Once again — the few screw it up for the many and in the true form of corporate punishment the many get screwed by a few. Common sense be damned!
An Internet posting of a fist fight between students from Reno and Galena High has led Reno High’s student leader’s to cancel the schools’ Winterfest Week. The festival’s a week-long celebration that ends in a prom-like dance.
Washoe County School District Police say one person from Reno High, two from Galena High and a former student were in the fight. Furthermore it occurred off school property and there were no reported victims.
The student leadership was allowed to cancel the event as a way of meting out discipline for the one student’s bad behavior — which isn’t really discipline but rather punishment for the remainder not involved. Somehow the real lesson that could have been taught — which is what discipline is and is not — was never mentioned.

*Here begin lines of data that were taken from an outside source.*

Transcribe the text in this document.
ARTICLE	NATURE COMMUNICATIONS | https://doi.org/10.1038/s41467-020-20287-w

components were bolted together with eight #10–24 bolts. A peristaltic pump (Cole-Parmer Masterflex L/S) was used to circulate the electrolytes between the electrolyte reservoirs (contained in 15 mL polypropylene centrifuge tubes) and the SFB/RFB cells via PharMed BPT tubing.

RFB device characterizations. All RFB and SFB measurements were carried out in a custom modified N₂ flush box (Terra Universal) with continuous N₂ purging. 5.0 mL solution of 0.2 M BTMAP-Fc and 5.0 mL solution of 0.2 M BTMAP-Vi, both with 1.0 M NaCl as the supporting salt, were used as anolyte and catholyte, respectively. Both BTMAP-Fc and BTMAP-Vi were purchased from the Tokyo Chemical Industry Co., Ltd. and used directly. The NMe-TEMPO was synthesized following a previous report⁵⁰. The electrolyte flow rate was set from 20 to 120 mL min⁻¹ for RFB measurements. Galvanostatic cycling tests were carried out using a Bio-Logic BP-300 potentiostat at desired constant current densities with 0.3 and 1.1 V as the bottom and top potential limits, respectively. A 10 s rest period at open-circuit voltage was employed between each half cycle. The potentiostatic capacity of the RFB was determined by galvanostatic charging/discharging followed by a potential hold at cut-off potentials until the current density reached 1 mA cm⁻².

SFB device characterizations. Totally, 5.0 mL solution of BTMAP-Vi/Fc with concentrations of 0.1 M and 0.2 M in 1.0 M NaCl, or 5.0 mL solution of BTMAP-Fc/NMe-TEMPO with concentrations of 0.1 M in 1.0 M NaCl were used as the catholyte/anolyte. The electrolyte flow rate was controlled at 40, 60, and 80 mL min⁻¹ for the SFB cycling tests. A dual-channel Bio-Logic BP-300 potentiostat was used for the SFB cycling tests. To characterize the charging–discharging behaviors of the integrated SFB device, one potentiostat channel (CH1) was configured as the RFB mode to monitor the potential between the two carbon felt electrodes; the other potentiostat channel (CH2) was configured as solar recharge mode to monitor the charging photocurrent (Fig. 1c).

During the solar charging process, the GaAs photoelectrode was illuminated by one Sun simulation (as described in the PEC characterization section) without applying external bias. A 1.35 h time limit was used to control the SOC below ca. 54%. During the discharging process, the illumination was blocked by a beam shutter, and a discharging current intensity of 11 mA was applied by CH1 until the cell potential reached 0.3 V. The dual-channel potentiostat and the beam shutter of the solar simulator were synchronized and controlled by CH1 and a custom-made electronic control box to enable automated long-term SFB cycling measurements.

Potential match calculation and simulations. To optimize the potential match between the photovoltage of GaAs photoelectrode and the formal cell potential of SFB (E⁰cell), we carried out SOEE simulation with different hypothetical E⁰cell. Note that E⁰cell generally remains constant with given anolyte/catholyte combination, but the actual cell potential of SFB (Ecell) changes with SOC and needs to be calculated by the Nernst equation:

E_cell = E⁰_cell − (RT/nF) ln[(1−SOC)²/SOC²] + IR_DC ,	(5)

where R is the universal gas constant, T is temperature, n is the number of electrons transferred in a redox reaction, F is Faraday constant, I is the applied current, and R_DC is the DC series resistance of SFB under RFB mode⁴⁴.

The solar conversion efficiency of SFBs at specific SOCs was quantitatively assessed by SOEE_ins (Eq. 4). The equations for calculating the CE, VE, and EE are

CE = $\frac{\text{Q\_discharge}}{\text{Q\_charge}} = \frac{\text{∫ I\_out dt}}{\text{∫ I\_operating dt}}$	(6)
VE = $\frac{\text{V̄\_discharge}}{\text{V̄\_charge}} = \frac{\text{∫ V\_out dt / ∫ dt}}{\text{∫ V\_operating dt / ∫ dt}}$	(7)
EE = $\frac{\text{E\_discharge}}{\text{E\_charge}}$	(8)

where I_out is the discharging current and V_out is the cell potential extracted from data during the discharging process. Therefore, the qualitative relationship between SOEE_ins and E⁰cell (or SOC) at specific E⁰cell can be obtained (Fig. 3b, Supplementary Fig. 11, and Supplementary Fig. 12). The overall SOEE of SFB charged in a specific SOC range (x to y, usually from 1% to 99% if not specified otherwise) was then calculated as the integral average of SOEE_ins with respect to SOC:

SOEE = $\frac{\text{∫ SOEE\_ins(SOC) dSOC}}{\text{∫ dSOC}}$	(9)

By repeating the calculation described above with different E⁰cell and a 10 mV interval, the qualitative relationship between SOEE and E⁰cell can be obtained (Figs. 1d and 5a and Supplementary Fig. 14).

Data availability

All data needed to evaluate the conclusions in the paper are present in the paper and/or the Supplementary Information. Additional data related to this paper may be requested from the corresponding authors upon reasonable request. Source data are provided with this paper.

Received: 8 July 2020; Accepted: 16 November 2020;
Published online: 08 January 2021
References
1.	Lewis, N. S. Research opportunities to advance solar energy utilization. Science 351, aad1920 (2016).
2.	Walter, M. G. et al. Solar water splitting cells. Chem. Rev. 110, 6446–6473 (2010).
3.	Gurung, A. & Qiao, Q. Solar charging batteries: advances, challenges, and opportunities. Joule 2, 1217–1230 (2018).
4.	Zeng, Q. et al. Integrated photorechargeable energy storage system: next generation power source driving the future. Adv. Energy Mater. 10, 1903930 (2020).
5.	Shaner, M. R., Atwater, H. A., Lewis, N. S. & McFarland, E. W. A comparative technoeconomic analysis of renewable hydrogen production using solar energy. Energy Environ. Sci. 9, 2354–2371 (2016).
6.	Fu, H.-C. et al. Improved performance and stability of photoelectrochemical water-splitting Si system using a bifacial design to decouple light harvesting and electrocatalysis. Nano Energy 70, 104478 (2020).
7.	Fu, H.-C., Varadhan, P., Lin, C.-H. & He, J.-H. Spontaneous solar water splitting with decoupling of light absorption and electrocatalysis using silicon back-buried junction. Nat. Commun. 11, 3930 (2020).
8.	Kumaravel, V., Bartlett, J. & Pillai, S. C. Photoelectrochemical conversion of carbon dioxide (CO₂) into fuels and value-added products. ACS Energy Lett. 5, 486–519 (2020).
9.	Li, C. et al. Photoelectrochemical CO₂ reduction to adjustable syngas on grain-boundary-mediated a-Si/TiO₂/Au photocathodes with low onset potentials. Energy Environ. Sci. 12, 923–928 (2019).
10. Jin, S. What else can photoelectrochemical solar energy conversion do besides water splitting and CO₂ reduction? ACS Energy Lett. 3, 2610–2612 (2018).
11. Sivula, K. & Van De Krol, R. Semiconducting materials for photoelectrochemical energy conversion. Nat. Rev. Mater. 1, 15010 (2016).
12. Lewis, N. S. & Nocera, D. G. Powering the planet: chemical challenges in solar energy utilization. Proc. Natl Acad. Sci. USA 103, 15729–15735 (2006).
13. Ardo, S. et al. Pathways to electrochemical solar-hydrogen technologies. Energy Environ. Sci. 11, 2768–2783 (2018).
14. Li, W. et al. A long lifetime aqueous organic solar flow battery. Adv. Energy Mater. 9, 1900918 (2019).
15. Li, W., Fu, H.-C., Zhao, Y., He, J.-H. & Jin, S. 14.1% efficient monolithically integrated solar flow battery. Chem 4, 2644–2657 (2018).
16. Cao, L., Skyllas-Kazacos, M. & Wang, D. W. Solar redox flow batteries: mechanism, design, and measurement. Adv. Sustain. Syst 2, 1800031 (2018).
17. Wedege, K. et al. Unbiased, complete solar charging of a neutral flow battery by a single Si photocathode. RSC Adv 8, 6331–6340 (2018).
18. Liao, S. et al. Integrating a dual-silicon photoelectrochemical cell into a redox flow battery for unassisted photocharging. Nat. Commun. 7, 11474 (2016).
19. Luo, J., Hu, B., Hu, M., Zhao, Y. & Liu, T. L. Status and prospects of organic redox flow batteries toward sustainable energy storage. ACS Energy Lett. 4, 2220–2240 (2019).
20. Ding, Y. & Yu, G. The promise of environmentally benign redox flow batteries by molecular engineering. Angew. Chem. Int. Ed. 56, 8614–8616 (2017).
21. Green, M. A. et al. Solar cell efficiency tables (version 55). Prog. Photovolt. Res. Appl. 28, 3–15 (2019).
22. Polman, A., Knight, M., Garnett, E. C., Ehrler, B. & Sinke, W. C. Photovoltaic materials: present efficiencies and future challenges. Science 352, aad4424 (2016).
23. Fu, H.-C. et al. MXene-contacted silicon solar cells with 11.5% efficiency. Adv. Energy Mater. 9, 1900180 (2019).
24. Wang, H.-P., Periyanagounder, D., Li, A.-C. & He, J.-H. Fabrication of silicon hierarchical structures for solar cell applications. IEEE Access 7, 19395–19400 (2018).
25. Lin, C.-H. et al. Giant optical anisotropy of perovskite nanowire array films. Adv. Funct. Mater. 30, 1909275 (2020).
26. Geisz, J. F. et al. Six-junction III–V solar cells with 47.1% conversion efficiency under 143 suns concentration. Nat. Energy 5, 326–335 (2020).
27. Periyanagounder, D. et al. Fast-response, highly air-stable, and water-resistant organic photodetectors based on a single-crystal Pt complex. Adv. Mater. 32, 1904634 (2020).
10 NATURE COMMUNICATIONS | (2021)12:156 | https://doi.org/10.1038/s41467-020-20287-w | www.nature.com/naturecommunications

Now every student at Reno High’s on notice that if their school mate messes up — expect to be held responsible. While it keeps the student body in line, it also creates a lack of personal responsibility and a sense of fear in the form of the “Big Brother Effect.”
Smaller organizations use the system of corporate discipline to correct behavior of individuals by leveraging peer-pressure against the offender. It works well in the squad-bay — but loses its effectiveness when administered to a crowd of a few hundred.
So, why not discipline the individual seen fighting in the now-viral Internet video?
Because it’s easier for an assembled body to hand down sentence on a faceless crowd than to look in look at the accused, sift through evidence and draw a conclusion before pronouncing sentence. It’s a shame that such a real-life teachable incident has been wasted.